Exactly. Looks like the filter did its job.
 
Messages
14,517
Location
The Old North State
Originally Posted By: y_p_w
Originally Posted By: sayjac
I'm currently a ~30k AF fci guy which is what Honda also recommends. Learned last year that the 12k/1year filter makers recommendation is more to sell filters than anything else, and longer is much better than shorter with AF's.
The first "repair" that gets suggested when a car fails a California Smog Check is replacement of the air filter. The test might fail if the filter is too restrictive. Even if the air filter has plenty of life, a less restrictive filter might compensate for something else....

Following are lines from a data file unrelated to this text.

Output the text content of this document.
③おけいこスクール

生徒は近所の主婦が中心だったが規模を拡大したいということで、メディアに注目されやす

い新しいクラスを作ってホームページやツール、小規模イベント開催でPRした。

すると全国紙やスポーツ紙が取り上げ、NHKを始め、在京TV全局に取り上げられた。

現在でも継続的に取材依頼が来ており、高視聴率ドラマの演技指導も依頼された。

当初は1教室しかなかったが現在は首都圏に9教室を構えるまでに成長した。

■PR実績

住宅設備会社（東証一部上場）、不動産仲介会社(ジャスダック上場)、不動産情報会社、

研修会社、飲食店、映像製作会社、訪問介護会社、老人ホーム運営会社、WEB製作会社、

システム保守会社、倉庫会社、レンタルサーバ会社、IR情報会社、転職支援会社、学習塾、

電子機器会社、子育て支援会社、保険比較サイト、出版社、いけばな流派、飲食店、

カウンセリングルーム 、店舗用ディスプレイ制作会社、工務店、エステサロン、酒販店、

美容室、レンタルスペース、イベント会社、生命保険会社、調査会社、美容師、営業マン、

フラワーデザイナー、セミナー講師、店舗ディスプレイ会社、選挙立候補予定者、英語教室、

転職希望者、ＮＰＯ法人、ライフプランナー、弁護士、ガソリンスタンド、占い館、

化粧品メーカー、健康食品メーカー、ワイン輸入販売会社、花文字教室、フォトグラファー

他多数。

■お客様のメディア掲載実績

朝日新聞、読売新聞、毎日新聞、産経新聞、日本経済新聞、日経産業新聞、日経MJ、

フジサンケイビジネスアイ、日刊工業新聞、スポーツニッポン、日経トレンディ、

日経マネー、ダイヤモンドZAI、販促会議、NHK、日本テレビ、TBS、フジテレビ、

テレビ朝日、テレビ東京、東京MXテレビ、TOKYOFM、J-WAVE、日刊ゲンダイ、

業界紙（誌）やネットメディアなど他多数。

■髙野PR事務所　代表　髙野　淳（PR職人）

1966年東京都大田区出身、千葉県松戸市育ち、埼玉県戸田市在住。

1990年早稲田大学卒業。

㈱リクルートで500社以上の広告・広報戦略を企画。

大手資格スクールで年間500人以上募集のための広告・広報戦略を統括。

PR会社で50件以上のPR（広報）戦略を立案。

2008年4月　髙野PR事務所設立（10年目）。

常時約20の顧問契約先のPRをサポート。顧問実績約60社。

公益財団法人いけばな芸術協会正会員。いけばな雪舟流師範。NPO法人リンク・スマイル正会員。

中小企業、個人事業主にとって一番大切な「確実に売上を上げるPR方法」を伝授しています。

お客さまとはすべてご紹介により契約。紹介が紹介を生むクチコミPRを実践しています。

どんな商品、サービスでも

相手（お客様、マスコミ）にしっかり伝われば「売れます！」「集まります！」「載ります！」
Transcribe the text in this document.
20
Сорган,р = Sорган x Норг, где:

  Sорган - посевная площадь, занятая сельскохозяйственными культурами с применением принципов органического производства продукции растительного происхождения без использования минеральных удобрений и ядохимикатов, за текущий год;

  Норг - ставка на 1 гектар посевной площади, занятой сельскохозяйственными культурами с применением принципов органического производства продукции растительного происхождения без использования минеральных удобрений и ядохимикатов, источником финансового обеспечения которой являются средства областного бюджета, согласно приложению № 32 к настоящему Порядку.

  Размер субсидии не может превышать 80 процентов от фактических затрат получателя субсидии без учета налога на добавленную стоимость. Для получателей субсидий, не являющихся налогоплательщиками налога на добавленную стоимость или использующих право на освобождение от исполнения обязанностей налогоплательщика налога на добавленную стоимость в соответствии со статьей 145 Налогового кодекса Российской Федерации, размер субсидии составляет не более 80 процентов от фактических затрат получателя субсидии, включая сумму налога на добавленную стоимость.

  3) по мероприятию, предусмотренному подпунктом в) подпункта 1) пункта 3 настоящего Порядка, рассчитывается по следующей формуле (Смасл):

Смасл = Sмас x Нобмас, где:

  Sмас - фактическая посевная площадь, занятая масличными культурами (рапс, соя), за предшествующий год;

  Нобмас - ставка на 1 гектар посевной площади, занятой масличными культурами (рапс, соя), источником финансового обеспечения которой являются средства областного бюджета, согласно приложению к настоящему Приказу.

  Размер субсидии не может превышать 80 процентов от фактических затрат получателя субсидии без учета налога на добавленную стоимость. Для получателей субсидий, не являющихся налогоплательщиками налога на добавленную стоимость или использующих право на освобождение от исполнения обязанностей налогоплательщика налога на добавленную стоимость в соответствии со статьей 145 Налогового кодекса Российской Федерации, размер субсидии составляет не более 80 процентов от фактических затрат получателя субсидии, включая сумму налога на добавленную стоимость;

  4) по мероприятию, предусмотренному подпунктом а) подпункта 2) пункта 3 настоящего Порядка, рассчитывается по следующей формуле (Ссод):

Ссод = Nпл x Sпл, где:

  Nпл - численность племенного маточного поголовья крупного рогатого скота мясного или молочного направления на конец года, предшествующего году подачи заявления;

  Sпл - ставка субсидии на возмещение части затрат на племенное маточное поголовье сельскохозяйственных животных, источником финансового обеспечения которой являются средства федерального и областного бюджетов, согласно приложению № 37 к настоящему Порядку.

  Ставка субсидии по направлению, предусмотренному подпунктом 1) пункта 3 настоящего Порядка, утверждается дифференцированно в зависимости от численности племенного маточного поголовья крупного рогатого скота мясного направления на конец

That may well be true for the Cali smog check of which I have no knowledge. But, the statement and information quoted regarding AF change interval(s) comes directly from the head engineer at the Fram Test Labs that I visited last fall. As said, I don't follow the 12k mi/1year box recommendation, but it was good to hear the thoughts of an authoritative person/employee on the subject of AF fci's. At that same time also saw AF testing and where Fram uses actual vehicle air boxes in it's testing, it was fairly impressive.
 
Messages
5,172
Location
Great White North.. eh
Originally Posted By: y_p_w
Originally Posted By: Jim Allen
Nice demo and kudos on having the courage to test this idea... which runs contrary to ad hype and maybe what your daddy told you. Correlating this appearance with a 2kPa restriction gauge reading is useful information. What brand of restriction gauge do you have and what is its (from-to) range? What is the new WOT reading? No real surprises here for me. I plucked a filter out of the trash at a Ford dealer two years ago that happened to fit an air filter housing I have used for flow bench tests. It looked a lot like yours. When compared to a new filer, it had only lost about 40 CFM off the top... certainly not enough to effect the performance since the dirty flow rate was still higher than the theoretical airflow the engine could use. For the air filters I have data on, there is a 15-40 % overage of airflow in the stock element to account for dirt loading. Only when you are near or at the place where airflow needs and available airflow are close do you see a power drop. The point will be variable across the wide range of engines and driving environments out there but this overage is designed in so that the owner doesn't need to change filters every whipstitch
I mentioned looking at Fram air filters at WM yesterday. Every single box had something about changing at 12,000 miles or 1 year intervals. And is there any data about OEM style oiled cellulose? I've mentioned that it's what Subaru uses, and I remember that some AC filters were lightly oiled. With the Subaru filters there's an appreciable amount of oil, but the AC ones I've seen have a yellowish tinge to the oil but not where there's any drops of oil on the frame. http://www.subarugenuineparts.com/product_info.php?products_id=1096
A basic FRAM paper filter has double the pleats of the OEM, like the one posted in this thread by the OP. I've never had an issue without the solid frame of the OEM. In fact I feel the FRAM (or puro, or similar designed filter) seals better in the airbox IMO.